Godard hará su primera película prochina titulada, como no podía ser de otro modo, La Chinoise (1967) que no gusta a los dirigentes prochinos de su partido. No les faltaba razón. La cinta nos contaba la historia de unos estudiantes que preparan una homicidio terrorista y una de las conclusiones que sacamos de ellos es que son unos ingenuos.
Cuando llega mayo del 68, Godard tiene la oportunidad de resarcirse. Cámara en mano filma ocupaciones de fábricas, universidades, asambleas, enfrentamientos con la policía… y para evitar todo personalismo burgués constituye el colectivo Dziga Vertov que en la practica lo conforman Jean Pierre Gorin y él. Su primera película es Pravda (1969), una denuncia de la ocupación de Checoslovaquia por los odiados revisionistas soviéticos. Paradojas de la historia, por entonces Rusia y China eran enemigos jurados.

Godard, Jean Paul Sartre y Simone de Beauvoir con el periódico de la Izquierda Proletaria, «La Causa del pueblo».
El militante Godard filmó trece películas de estricto corte marxista-leninista y en algunas tenemos la impresión de una mala digestión de tercermundismo aderezado con maoísmo. Pero ya lo dijo el gran timonel en su libro rojo: “La educación ideológica es el eslabón clave que debemos empuñar firmemente en nuestro trabajo para unir a todo el Partido para la gran lucha política”.
Un buen realizador es siempre un buen cineasta y sus imágenes de este periodo nos gustan, pese al intento de Godard de anularse a si mismo. Entretanto pasó por todas las organizaciones maoístas más importantes, y en especial la Izquierda proletaria de Benny Lévy, surgida a comienzos de los setenta. Godard, como cualquier militante, vendió el periódico “La Causa del Pueblo”, con la efigie del gran timonel en la portada. Y como había que proletarizarse y dejarse de residuos burgueses, lo mismo que ocurría en China donde los elementos aburguesados eran enviados a trabajar en las fábricas y el campo (cuando no encarcelados o ejecutados), Godard limpiaba la sede armado con una fregona y cubo, según cuenta Christophe Bourseiller en su libro “Los maoístas. La loca historia de los guardias rojos franceses”, editada por Plon. Cada uno hace lo que puede.
Lo del maoísmo y Godard fue la historia de un amor a primera vista, un fervor inusitado, y como suele ocurrir con las grandes pasiones terminó mal. Pero amores imposibles los hemos tenidos todos, así que no hagamos leña del árbol caído y reconozcamos que Godard tendrá un lugar en la historia del cine.

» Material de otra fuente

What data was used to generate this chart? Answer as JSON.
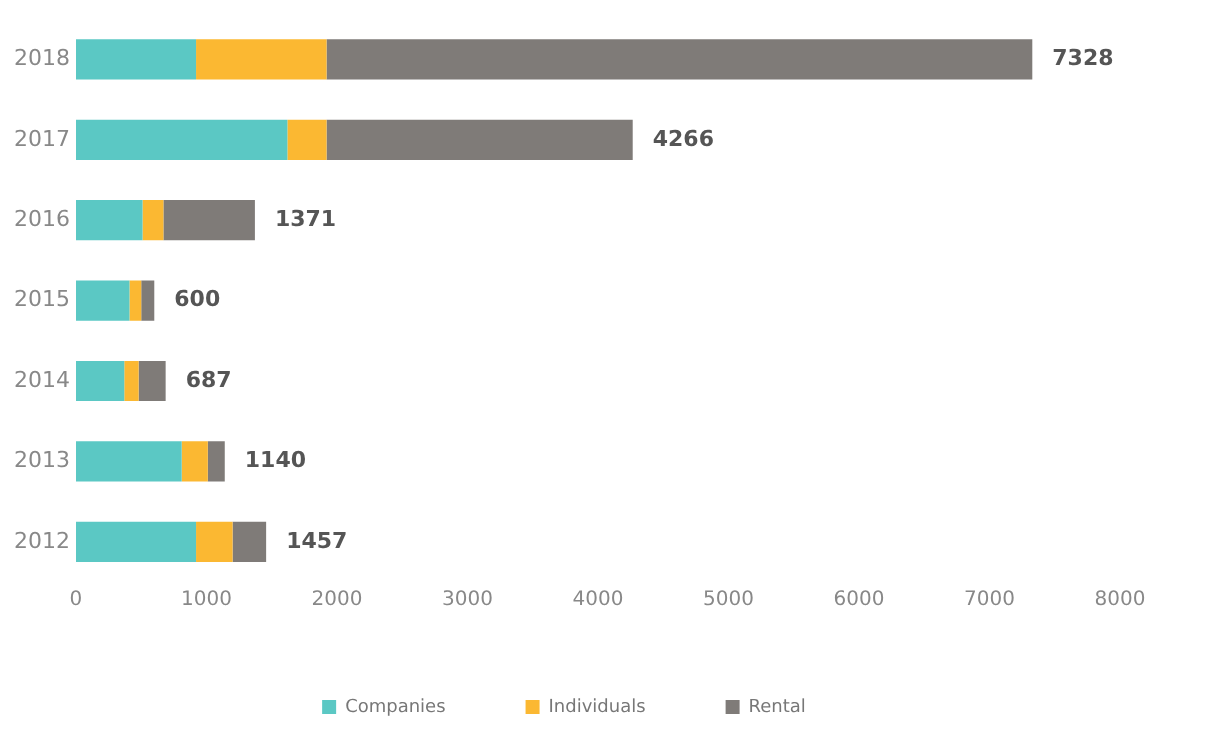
{
  "chart_data": {
    "type": "bar",
    "orientation": "horizontal",
    "stacked": true,
    "categories": [
      "2018",
      "2017",
      "2016",
      "2015",
      "2014",
      "2013",
      "2012"
    ],
    "series": [
      {
        "name": "Companies",
        "color": "#5bc8c4",
        "values": [
          920,
          1620,
          510,
          410,
          370,
          810,
          920
        ]
      },
      {
        "name": "Individuals",
        "color": "#fbb832",
        "values": [
          1000,
          300,
          160,
          90,
          110,
          200,
          280
        ]
      },
      {
        "name": "Rental",
        "color": "#7f7b78",
        "values": [
          5408,
          2346,
          701,
          100,
          207,
          130,
          257
        ]
      }
    ],
    "totals": [
      "7328",
      "4266",
      "1371",
      "600",
      "687",
      "1140",
      "1457"
    ],
    "xlim": [
      0,
      8000
    ],
    "xticks": [
      0,
      1000,
      2000,
      3000,
      4000,
      5000,
      6000,
      7000,
      8000
    ],
    "grid": false,
    "legend": "bottom"
  }
}
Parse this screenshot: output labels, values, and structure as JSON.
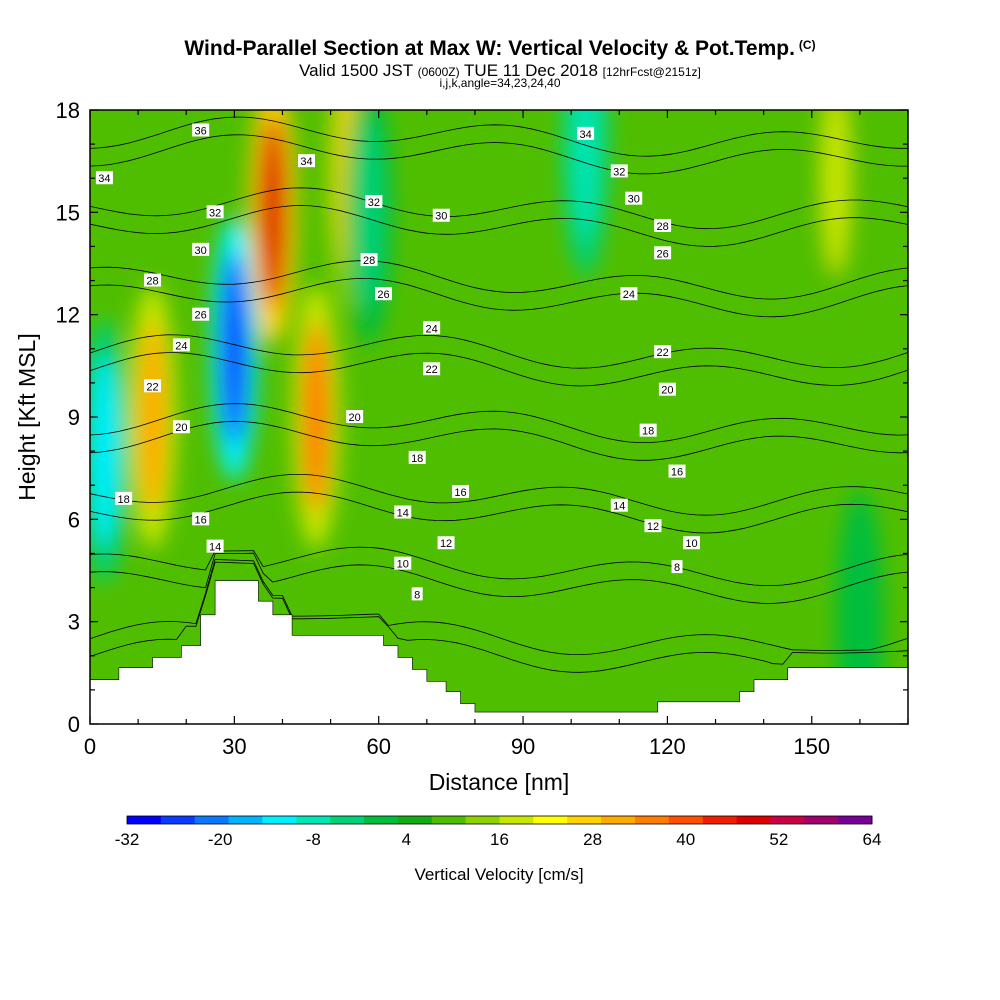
{
  "title": "Wind-Parallel Section at Max W: Vertical Velocity & Pot.Temp.",
  "copyright": "(C)",
  "subtitle_parts": [
    "Valid 1500 JST",
    "(0600Z)",
    "TUE 11 Dec 2018",
    "[12hrFcst@2151z]"
  ],
  "subtitle2": "i,j,k,angle=34,23,24,40",
  "chart_data": {
    "type": "heatmap",
    "xlabel": "Distance [nm]",
    "ylabel": "Height [Kft MSL]",
    "xlim": [
      0,
      170
    ],
    "ylim": [
      0,
      18
    ],
    "x_ticks": [
      "0",
      "30",
      "60",
      "90",
      "120",
      "150"
    ],
    "y_ticks": [
      "0",
      "3",
      "6",
      "9",
      "12",
      "15",
      "18"
    ],
    "background_level": 4,
    "colorbar": {
      "title": "Vertical Velocity [cm/s]",
      "tick_labels": [
        "-32",
        "-20",
        "-8",
        "4",
        "16",
        "28",
        "40",
        "52",
        "64"
      ],
      "colors": [
        "#0000ff",
        "#0a3cff",
        "#0a78ff",
        "#00b4ff",
        "#00f0ff",
        "#00e6b4",
        "#00d278",
        "#00be3c",
        "#14aa14",
        "#50be00",
        "#8cd200",
        "#c8e600",
        "#ffff00",
        "#ffd200",
        "#ffaa00",
        "#ff7d00",
        "#ff5000",
        "#f01e00",
        "#dc0000",
        "#c80046",
        "#a0006e",
        "#780096"
      ]
    },
    "updrafts_downdrafts": [
      {
        "x": 3,
        "y": 8,
        "w": -16
      },
      {
        "x": 13,
        "y": 9,
        "w": 24
      },
      {
        "x": 30,
        "y": 11,
        "w": -28
      },
      {
        "x": 38,
        "y": 15,
        "w": 40
      },
      {
        "x": 47,
        "y": 9,
        "w": 28
      },
      {
        "x": 54,
        "y": 16,
        "w": 20
      },
      {
        "x": 58,
        "y": 15,
        "w": -8
      },
      {
        "x": 103,
        "y": 17,
        "w": -12
      },
      {
        "x": 155,
        "y": 16,
        "w": 12
      },
      {
        "x": 160,
        "y": 3,
        "w": -4
      }
    ],
    "isentrope_levels": [
      8,
      10,
      12,
      14,
      16,
      18,
      20,
      22,
      24,
      26,
      28,
      30,
      32,
      34,
      36
    ],
    "isentrope_labels": [
      {
        "text": "36",
        "x": 23,
        "y": 17.4
      },
      {
        "text": "34",
        "x": 3,
        "y": 16.0
      },
      {
        "text": "34",
        "x": 45,
        "y": 16.5
      },
      {
        "text": "32",
        "x": 26,
        "y": 15.0
      },
      {
        "text": "32",
        "x": 59,
        "y": 15.3
      },
      {
        "text": "30",
        "x": 23,
        "y": 13.9
      },
      {
        "text": "30",
        "x": 73,
        "y": 14.9
      },
      {
        "text": "28",
        "x": 13,
        "y": 13.0
      },
      {
        "text": "28",
        "x": 58,
        "y": 13.6
      },
      {
        "text": "26",
        "x": 23,
        "y": 12.0
      },
      {
        "text": "26",
        "x": 61,
        "y": 12.6
      },
      {
        "text": "24",
        "x": 19,
        "y": 11.1
      },
      {
        "text": "24",
        "x": 71,
        "y": 11.6
      },
      {
        "text": "22",
        "x": 13,
        "y": 9.9
      },
      {
        "text": "22",
        "x": 71,
        "y": 10.4
      },
      {
        "text": "20",
        "x": 19,
        "y": 8.7
      },
      {
        "text": "20",
        "x": 55,
        "y": 9.0
      },
      {
        "text": "18",
        "x": 7,
        "y": 6.6
      },
      {
        "text": "18",
        "x": 68,
        "y": 7.8
      },
      {
        "text": "16",
        "x": 23,
        "y": 6.0
      },
      {
        "text": "16",
        "x": 77,
        "y": 6.8
      },
      {
        "text": "14",
        "x": 26,
        "y": 5.2
      },
      {
        "text": "14",
        "x": 65,
        "y": 6.2
      },
      {
        "text": "12",
        "x": 74,
        "y": 5.3
      },
      {
        "text": "10",
        "x": 65,
        "y": 4.7
      },
      {
        "text": "8",
        "x": 68,
        "y": 3.8
      },
      {
        "text": "34",
        "x": 103,
        "y": 17.3
      },
      {
        "text": "32",
        "x": 110,
        "y": 16.2
      },
      {
        "text": "30",
        "x": 113,
        "y": 15.4
      },
      {
        "text": "28",
        "x": 119,
        "y": 14.6
      },
      {
        "text": "26",
        "x": 119,
        "y": 13.8
      },
      {
        "text": "24",
        "x": 112,
        "y": 12.6
      },
      {
        "text": "22",
        "x": 119,
        "y": 10.9
      },
      {
        "text": "20",
        "x": 120,
        "y": 9.8
      },
      {
        "text": "18",
        "x": 116,
        "y": 8.6
      },
      {
        "text": "16",
        "x": 122,
        "y": 7.4
      },
      {
        "text": "14",
        "x": 110,
        "y": 6.4
      },
      {
        "text": "12",
        "x": 117,
        "y": 5.8
      },
      {
        "text": "10",
        "x": 125,
        "y": 5.3
      },
      {
        "text": "8",
        "x": 122,
        "y": 4.6
      }
    ],
    "terrain_kft": [
      [
        0,
        1.3
      ],
      [
        6,
        1.3
      ],
      [
        6,
        1.65
      ],
      [
        13,
        1.65
      ],
      [
        13,
        1.95
      ],
      [
        19,
        1.95
      ],
      [
        19,
        2.3
      ],
      [
        23,
        2.3
      ],
      [
        23,
        3.2
      ],
      [
        26,
        3.2
      ],
      [
        26,
        4.2
      ],
      [
        35,
        4.2
      ],
      [
        35,
        3.6
      ],
      [
        38,
        3.6
      ],
      [
        38,
        3.2
      ],
      [
        42,
        3.2
      ],
      [
        42,
        2.6
      ],
      [
        61,
        2.6
      ],
      [
        61,
        2.3
      ],
      [
        64,
        2.3
      ],
      [
        64,
        1.95
      ],
      [
        67,
        1.95
      ],
      [
        67,
        1.6
      ],
      [
        70,
        1.6
      ],
      [
        70,
        1.25
      ],
      [
        74,
        1.25
      ],
      [
        74,
        0.95
      ],
      [
        77,
        0.95
      ],
      [
        77,
        0.6
      ],
      [
        80,
        0.6
      ],
      [
        80,
        0.35
      ],
      [
        118,
        0.35
      ],
      [
        118,
        0.65
      ],
      [
        135,
        0.65
      ],
      [
        135,
        0.95
      ],
      [
        138,
        0.95
      ],
      [
        138,
        1.3
      ],
      [
        145,
        1.3
      ],
      [
        145,
        1.65
      ],
      [
        170,
        1.65
      ]
    ]
  }
}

En estos días donde muere gente importante, menudean los obituarios que ensalzan, beatifican y magnifican a los fallecidos, sin darse cuenta de que una vida de noventa años, como fue la de Godard, da para muchos cambios de rasante, o giros narrativos como dirían los novelistas.
No cabe duda de que hay muchos Godards en esa larga y fecunda vida. El que filmó historias de amor, el que escribió buenas críticas de cine, el progresista, el maoísta, el conservador, el cínico, el comercial, el aprovechado, el aburrido… Todos son verdaderos e ilustran la vida de un cineasta llamado Jean-Luc Godard.